Thatcher, despite her eventual fall, had succeeded. Unlike May’s government in the very first instance, she had set out to wage ideological warfare with an uncompromising goal, and over the course of the decade, had fought tooth and nail to achieve the complete demoralisation of the left, the dominance of neoliberal economic doctrine. Her iron-clad war-machine had run rough-shod over all opposition. Amid the bodies, the spoils of war, she had been victorious, and as such her tearful exit holds an air of the army general ousted before his time. She had more war to wage … if only she’d been given the chance to wage it. She didn’t have to, however. Her victory proved total, to the extent where in the following decade the Labour party rode in through acquiescing to the war machine, surrendering to the neoliberal terminator and ultimately turning it onto us, leading into a time dominated by the underlying assumptions of Capitalist Realism. We now enacted our own domination, the march of post-fordism ensured our inability to see past it, in time dividing not only resources but time, time to act, time to think, time to change.

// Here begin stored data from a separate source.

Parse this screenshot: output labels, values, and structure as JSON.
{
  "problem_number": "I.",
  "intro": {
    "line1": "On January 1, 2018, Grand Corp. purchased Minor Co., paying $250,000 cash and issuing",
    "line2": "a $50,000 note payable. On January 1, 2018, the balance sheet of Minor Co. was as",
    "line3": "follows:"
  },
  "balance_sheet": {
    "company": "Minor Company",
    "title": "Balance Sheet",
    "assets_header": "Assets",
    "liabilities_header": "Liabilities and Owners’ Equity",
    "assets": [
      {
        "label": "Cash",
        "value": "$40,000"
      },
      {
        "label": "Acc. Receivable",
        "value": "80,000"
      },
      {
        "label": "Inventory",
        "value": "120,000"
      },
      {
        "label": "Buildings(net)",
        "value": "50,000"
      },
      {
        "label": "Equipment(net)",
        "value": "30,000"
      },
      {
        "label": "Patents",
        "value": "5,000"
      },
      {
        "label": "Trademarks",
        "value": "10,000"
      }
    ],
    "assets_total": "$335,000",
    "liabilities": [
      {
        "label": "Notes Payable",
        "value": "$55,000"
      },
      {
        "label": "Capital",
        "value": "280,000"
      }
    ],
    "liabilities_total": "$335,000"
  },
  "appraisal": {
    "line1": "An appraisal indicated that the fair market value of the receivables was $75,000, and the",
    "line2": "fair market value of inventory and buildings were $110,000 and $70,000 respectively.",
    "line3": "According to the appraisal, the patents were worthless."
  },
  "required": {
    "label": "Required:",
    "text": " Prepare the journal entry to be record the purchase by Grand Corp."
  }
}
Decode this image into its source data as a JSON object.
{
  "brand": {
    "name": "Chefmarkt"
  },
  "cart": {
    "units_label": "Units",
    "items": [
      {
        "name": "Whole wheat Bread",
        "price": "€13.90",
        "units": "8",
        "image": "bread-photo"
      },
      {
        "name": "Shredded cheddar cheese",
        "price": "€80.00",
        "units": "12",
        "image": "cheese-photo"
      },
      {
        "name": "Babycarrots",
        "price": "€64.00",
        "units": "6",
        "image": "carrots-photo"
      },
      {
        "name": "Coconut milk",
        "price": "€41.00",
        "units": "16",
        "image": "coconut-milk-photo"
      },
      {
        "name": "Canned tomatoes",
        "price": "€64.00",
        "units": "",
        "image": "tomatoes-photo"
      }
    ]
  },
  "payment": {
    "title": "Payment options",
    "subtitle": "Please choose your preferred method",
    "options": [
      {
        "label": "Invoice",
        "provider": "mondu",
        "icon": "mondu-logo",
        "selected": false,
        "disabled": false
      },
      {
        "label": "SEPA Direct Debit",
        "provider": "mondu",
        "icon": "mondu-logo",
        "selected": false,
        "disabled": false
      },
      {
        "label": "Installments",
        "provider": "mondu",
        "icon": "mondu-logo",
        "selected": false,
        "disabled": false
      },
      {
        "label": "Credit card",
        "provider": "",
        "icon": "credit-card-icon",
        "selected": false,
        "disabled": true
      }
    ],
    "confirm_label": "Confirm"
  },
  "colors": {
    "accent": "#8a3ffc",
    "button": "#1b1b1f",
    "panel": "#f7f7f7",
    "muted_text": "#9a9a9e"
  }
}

May came in, the result of a sudden leadership contest in the aftermath of the EU membership referendum, amidst the dying embers of the established order. The total ideological victory of Thatcher, neoliberalism, had grown lazy, arrogant, and decadent. During the 2000s the assumption was that it would last forever, Francis Fukuyama’s proclamation of the “End of History” was all too real, an endless limbo from which we could not escape. First the financial crash of 2008, then years later the surprise result of the EU referendum and the election of Donald Trump in the US, alongside a number of sudden resurgent fascist interests and imitators, were ugly impositions on the assumed comfortable reality of Post-Fordist capital, of course representing the repressed knowledge that it was never that comfortable at all.

The time of Theresa May’s PMship can be recognised as the desperate scrambling attempts of the conservative party to restore some semblance of order, against the backdrop of a gradually more apparent descent into squabbles and infighting. The Tories, having put into practice their idea of being the natural party of government for so long now, can’t now reconcile their insistence on maintaining the limbo of yesterday with the collapse of today. May exits on a pile of unspoken misery, of the onward march of a ruined respectability. Increasingly she struck the figure of the aristocrat holing themselves up in castle Gormenghast, away from the destitution below and amidst the crumbling, overgrown parapets of a dead or dying order.

It is against all this that her sadness must be measured. In a blustering, sputtering response to Owen Jones yesterday upon his statement that he felt “less than no sympathy” for May, we heard a plea for a “human response”. What is a human response if not to point out the absurdity of presenting a “woe is me” narrative in relation to someone who in tandem with their allies furthered a wave of misery and destitution, who refused to acknowledge their part in the deaths of hundreds of working class people in fear of weakening their ideological hegemony. There should be no more sympathy here than she and her government ever displayed to the people they plunged into precarity, poverty and homelessness, the people they have systematically shamed for finding themselves at the bottom of society.

Theresa May’s sadness cannot be seen as a mere individual reaction, it is a sadness undeniably loaded with the delusions of the ruling classes. The fact that so many right wing politicians and commentators will jump onto this to moralise at the left … show some empathy … demonstrates precisely how rich her tears are with symbolic leverage. For years we’ve seen the unspoken insistence reign that more empathy is to be shown for the respectable bourgeoisie than the feckless scroungers at the bottom, and this is why; so that when it comes to facing up to the human consequences of their actions the leverage of sympathy lies with them, so that we all feel sorry for the fallen politician who was dealt a rough hand and was only trying to do their best, rather than tackle the real violence they perpetrated in the role and the ideological underpinnings of their policies. So by all means, show some sympathy, but not for May, for all the people who’s lives she and her government helped ruin and take. Indeed is it sympathy as much as anger that should be driving us in this moment, an anger that can be effectively channelled into something to replace this crumbling edifice for good.